If you want to splurge, you can opt for the upgrade and convert your Roomba i7 into an i7 Plus (i7+). The upgrade consists of a new collection bin and a new charging station. With these in place, you don’t have to empty the collection bin as it is automated.

When the robot docks to recharge the Clean Base charging station the motor in the tower will kick on, suctioning out the collection bin and storing the dirt and debris in a disposable bag. The bag is much like the vacuum bags found in old model uprights and will hold about 25L of debris this equates to about 30 collection bin emptying runs).

Even without the upgrade, the Roomba i7 is arguably the best vacuum on the market today and perfect for capturing all the pet hair, dander and allergens that pet owners deal with daily.

The Roomba i7+

As mentioned above, the Roomba i7+ is the latest and greatest of the entire Roomba line. However, it isn’t a recommended model for pet owners. When if comes to abilities and cleaning, the i7+ is no different than the i7. The robots themselves are identical. In fact, the only difference is the collection bin (though they have the same capacity) and the Clean Base that has the internal vacuum motor).

The reason we don’t recommend the i7+ is that the Clean Base is extremely noisy. While the Roomba i7 and i7+ robots are fairly quiet, the motor housed in an empty, plastic housing creates a ton of noise. It also kicks on every time the robot docks.

The good news, though, is that if you purchase the Roomba i7, you can always upgrade the i7+ later. The collection bin with the suction port and the Clean Base charging station are sold as a combo unit separately. All you have to do is make the purchase, put the bin in the i7 model and plug the Clean Base in, removing the Home Base from operation.

In Conclusion

The Roomba Pet Series is a now-defunct line of vacuums. They have been outclassed by the innovations and technology of newer models. While we can’t recommend all of the models designed for pets as a go-to option, there are three models that stand out the most.

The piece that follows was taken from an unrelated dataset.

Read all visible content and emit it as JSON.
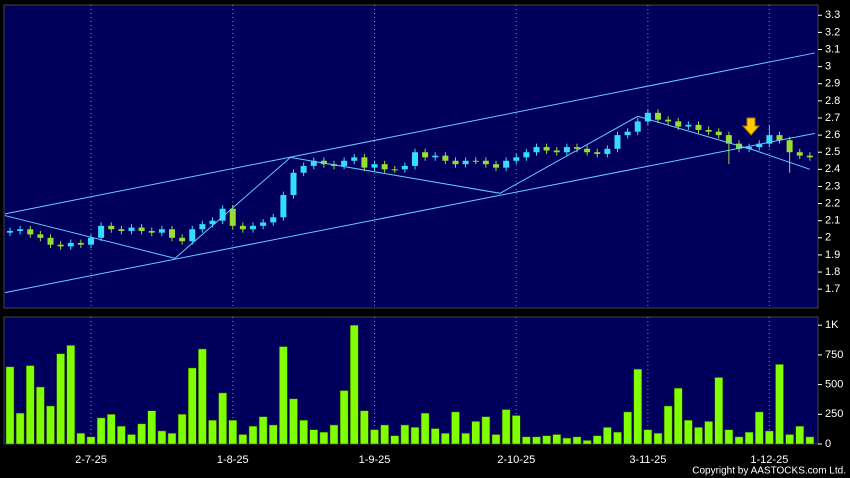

The Roomba 890 is a perfect starter model. The cost continues to drop as the newer models are released, but the productivity never fades. If you are looking for a model that will keep up with your floors and pets and don’t want to spend a lot of money, or if you have never owned a robotic vacuum before, the 890 is the best option for you.

The Roomba 960 is a great middle of the road option. It has a few more bells and whistles than the 890 and is older than the i7 series, which helps push the price down to a more manageable level. If you are looking to upgrade from an older model and want the benefits of linear navigation, the Roomba 960 is a solid option to consider.

Finally, the Roomba i7 is the latest model to be released and has all of the technological advances you could hope for. It isn’t perfect, yet, but it is very close to what iRobot set out to accomplish over a decade ago. If you have a large floor plan, multiple pets (or kids) and need a  reliable robot vacuum to keep up with you, there is no better option.